While I like adding inner as a GxB method, it seems like now that we have GxB_Matrix/Vector_diag, inner can be done with (Matrix.from_diag(a) @ Matrix.from_diag(b)).vector_diag() (in pygraphblas syntax). I still think it would be nice to have inner as a shorthand.

As for outer, @DrTimothyAldenDavis what do you think of this: we have iso scalar matrices, why not iso column or row vector? It seems just like iso scalars that you could detect this at assignment time and store only one vector. Then outer becomes B[:,] = b; Matrix.from_diag(a) @ B.

DrTimothyAldenDavis commented 3 years ago

By "iso column" do you mean a matrix where every column is the same? That would be far too hard to do. A single vector is much more complex than a single scalar. The scalar iso property does not affect the way I store the pattern at all, just the A->x array which becomes size 1. An iso column or iso row breaks that.

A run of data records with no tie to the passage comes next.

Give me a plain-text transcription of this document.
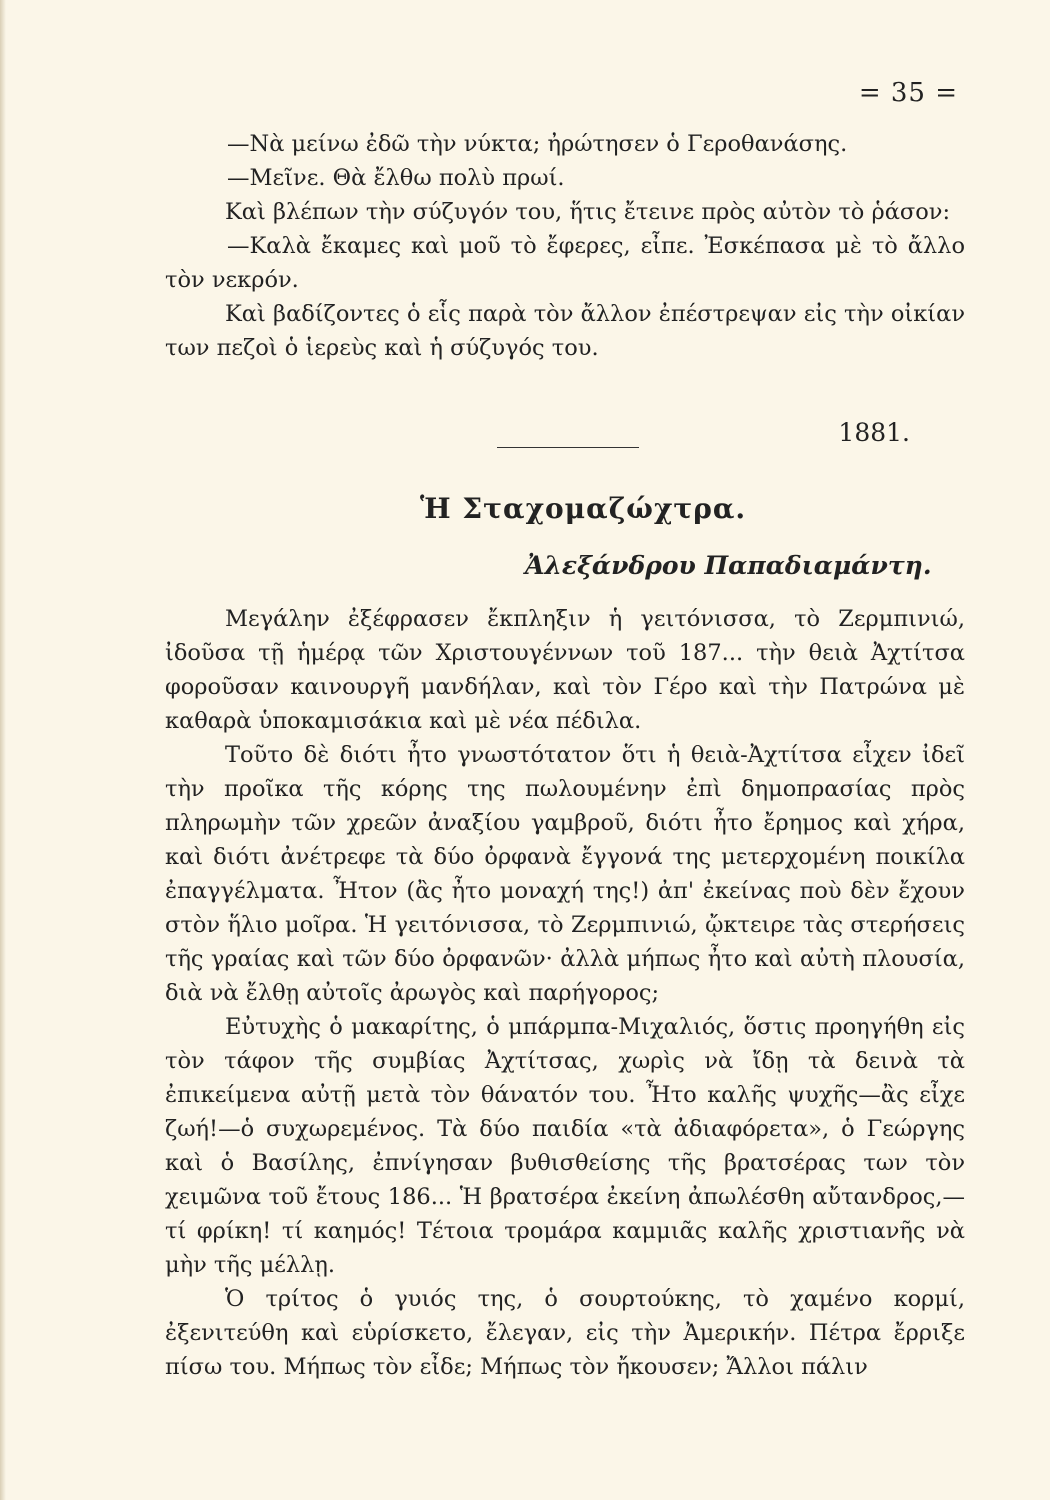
= 35 =

—Νὰ μείνω ἐδῶ τὴν νύκτα; ἠρώτησεν ὁ Γεροθανάσης.

—Μεῖνε. Θὰ ἔλθω πολὺ πρωί.

Καὶ βλέπων τὴν σύζυγόν του, ἥτις ἔτεινε πρὸς αὐτὸν τὸ ῥάσον:

—Καλὰ ἔκαμες καὶ μοῦ τὸ ἔφερες, εἶπε. Ἐσκέπασα μὲ τὸ ἄλλο τὸν νεκρόν.

Καὶ βαδίζοντες ὁ εἷς παρὰ τὸν ἄλλον ἐπέστρεψαν εἰς τὴν οἰκίαν των πεζοὶ ὁ ἱερεὺς καὶ ἡ σύζυγός του.

1881.
Ἡ Σταχομαζώχτρα.
Ἀλεξάνδρου Παπαδιαμάντη.

Μεγάλην ἐξέφρασεν ἔκπληξιν ἡ γειτόνισσα, τὸ Ζερμπινιώ, ἰδοῦσα τῇ ἡμέρᾳ τῶν Χριστουγέννων τοῦ 187... τὴν θειὰ Ἀχτίτσα φοροῦσαν καινουργῆ μανδήλαν, καὶ τὸν Γέρο καὶ τὴν Πατρώνα μὲ καθαρὰ ὑποκαμισάκια καὶ μὲ νέα πέδιλα.

Τοῦτο δὲ διότι ἦτο γνωστότατον ὅτι ἡ θειὰ-Ἀχτίτσα εἶχεν ἰδεῖ τὴν προῖκα τῆς κόρης της πωλουμένην ἐπὶ δημοπρασίας πρὸς πληρωμὴν τῶν χρεῶν ἀναξίου γαμβροῦ, διότι ἦτο ἔρημος καὶ χήρα, καὶ διότι ἀνέτρεφε τὰ δύο ὀρφανὰ ἔγγονά της μετερχομένη ποικίλα ἐπαγγέλματα. Ἦτον (ἂς ἦτο μοναχή της!) ἀπ' ἐκείνας ποὺ δὲν ἔχουν στὸν ἥλιο μοῖρα. Ἡ γειτόνισσα, τὸ Ζερμπινιώ, ᾤκτειρε τὰς στερήσεις τῆς γραίας καὶ τῶν δύο ὀρφανῶν· ἀλλὰ μήπως ἦτο καὶ αὐτὴ πλουσία, διὰ νὰ ἔλθῃ αὐτοῖς ἀρωγὸς καὶ παρήγορος;

Εὐτυχὴς ὁ μακαρίτης, ὁ μπάρμπα-Μιχαλιός, ὅστις προηγήθη εἰς τὸν τάφον τῆς συμβίας Ἀχτίτσας, χωρὶς νὰ ἴδῃ τὰ δεινὰ τὰ ἐπικείμενα αὐτῇ μετὰ τὸν θάνατόν του. Ἦτο καλῆς ψυχῆς—ἂς εἶχε ζωή!—ὁ συχωρεμένος. Τὰ δύο παιδία «τὰ ἀδιαφόρετα», ὁ Γεώργης καὶ ὁ Βασίλης, ἐπνίγησαν βυθισθείσης τῆς βρατσέρας των τὸν χειμῶνα τοῦ ἔτους 186... Ἡ βρατσέρα ἐκείνη ἀπωλέσθη αὔτανδρος,—τί φρίκη! τί καημός! Τέτοια τρομάρα καμμιᾶς καλῆς χριστιανῆς νὰ μὴν τῆς μέλλῃ.

Ὁ τρίτος ὁ γυιός της, ὁ σουρτούκης, τὸ χαμένο κορμί, ἐξενιτεύθη καὶ εὑρίσκετο, ἔλεγαν, εἰς τὴν Ἀμερικήν. Πέτρα ἔρριξε πίσω του. Μήπως τὸν εἶδε; Μήπως τὸν ἤκουσεν; Ἄλλοι πάλιν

DrTimothyAldenDavis commented 2 years ago

This isn't hard to add, at least for a simple implementation using my existing matrix-multiply kernels. GxB_vxv_inner and GxB_vxv_outer would be simple wrappers around calls to my existing GB_mxm.c kernel (see for example how GrB_mxv and GrB_vxm are implemented). I would simply hide the typecast from GrB_Vector to my internal GrB_Matrix variable, and call GB_mxm.c. That would work but they could be done faster if I wrote specialized kernels for both of these.

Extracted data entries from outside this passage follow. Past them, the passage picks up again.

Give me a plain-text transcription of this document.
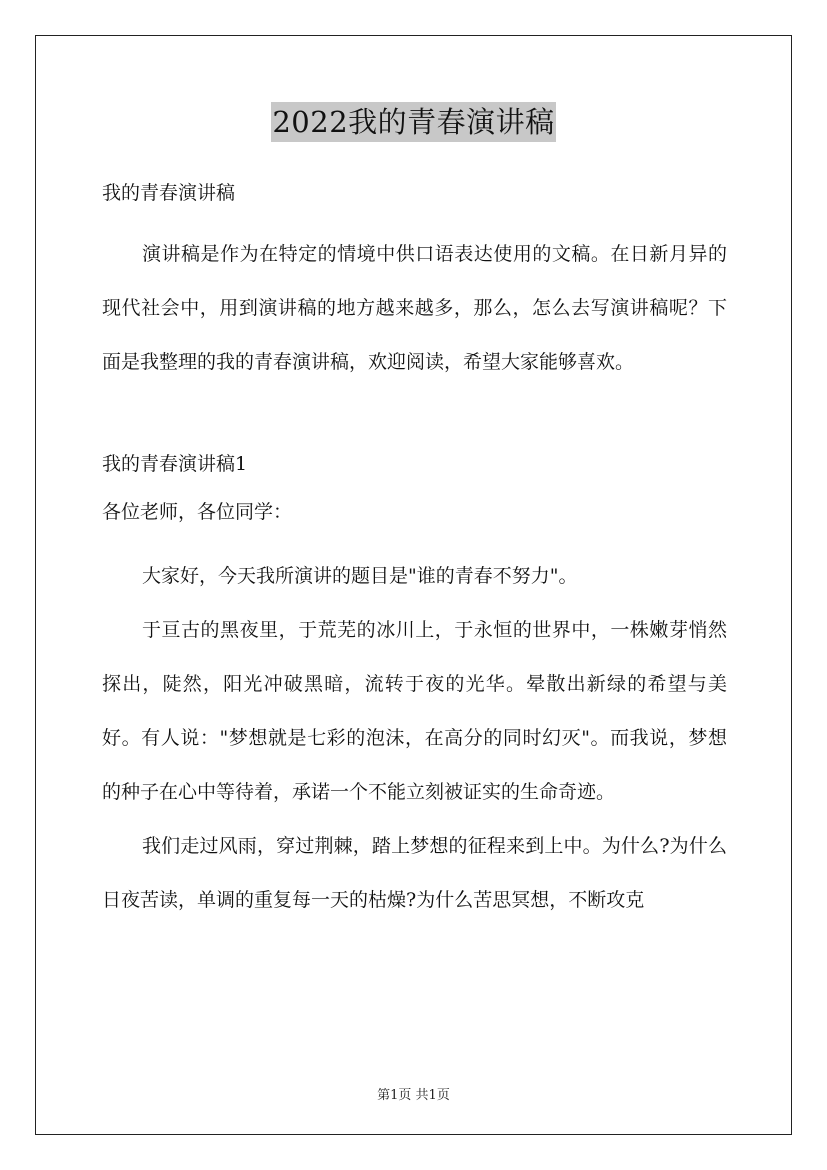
2022我的青春演讲稿
我的青春演讲稿
演讲稿是作为在特定的情境中供口语表达使用的文稿。在日新月异的现代社会中，用到演讲稿的地方越来越多，那么，怎么去写演讲稿呢？下面是我整理的我的青春演讲稿，欢迎阅读，希望大家能够喜欢。
我的青春演讲稿1
各位老师，各位同学：
大家好，今天我所演讲的题目是"谁的青春不努力"。
于亘古的黑夜里，于荒芜的冰川上，于永恒的世界中，一株嫩芽悄然探出，陡然，阳光冲破黑暗，流转于夜的光华。晕散出新绿的希望与美好。有人说："梦想就是七彩的泡沫，在高分的同时幻灭"。而我说，梦想的种子在心中等待着，承诺一个不能立刻被证实的生命奇迹。
我们走过风雨，穿过荆棘，踏上梦想的征程来到上中。为什么?为什么日夜苦读，单调的重复每一天的枯燥?为什么苦思冥想，不断攻克
第1页 共1页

In particular, the inner product would be single threaded right now. I do not yet exploit multiple threads when computing a single dot product.

The outer product has a very specialized (and simple!) nonzero pattern, being a Cartesian product (a dense clique in a graph or a dense submatrix). Also, the outer product doesn't make use of the monoid at all. My existing matrix-matrix multiply methods would work just fine, but they don't exploit these special cases to get better performance. In particular, exploiting the mask while computing matrix-times-matrix is sometimes hard to do, depending on the specific cases. But exploiting the mask for the vector outer product would be a lot easier.

The outer product would be parallel, at least.

But I could easily add these wrappers now, and then work on the performance later.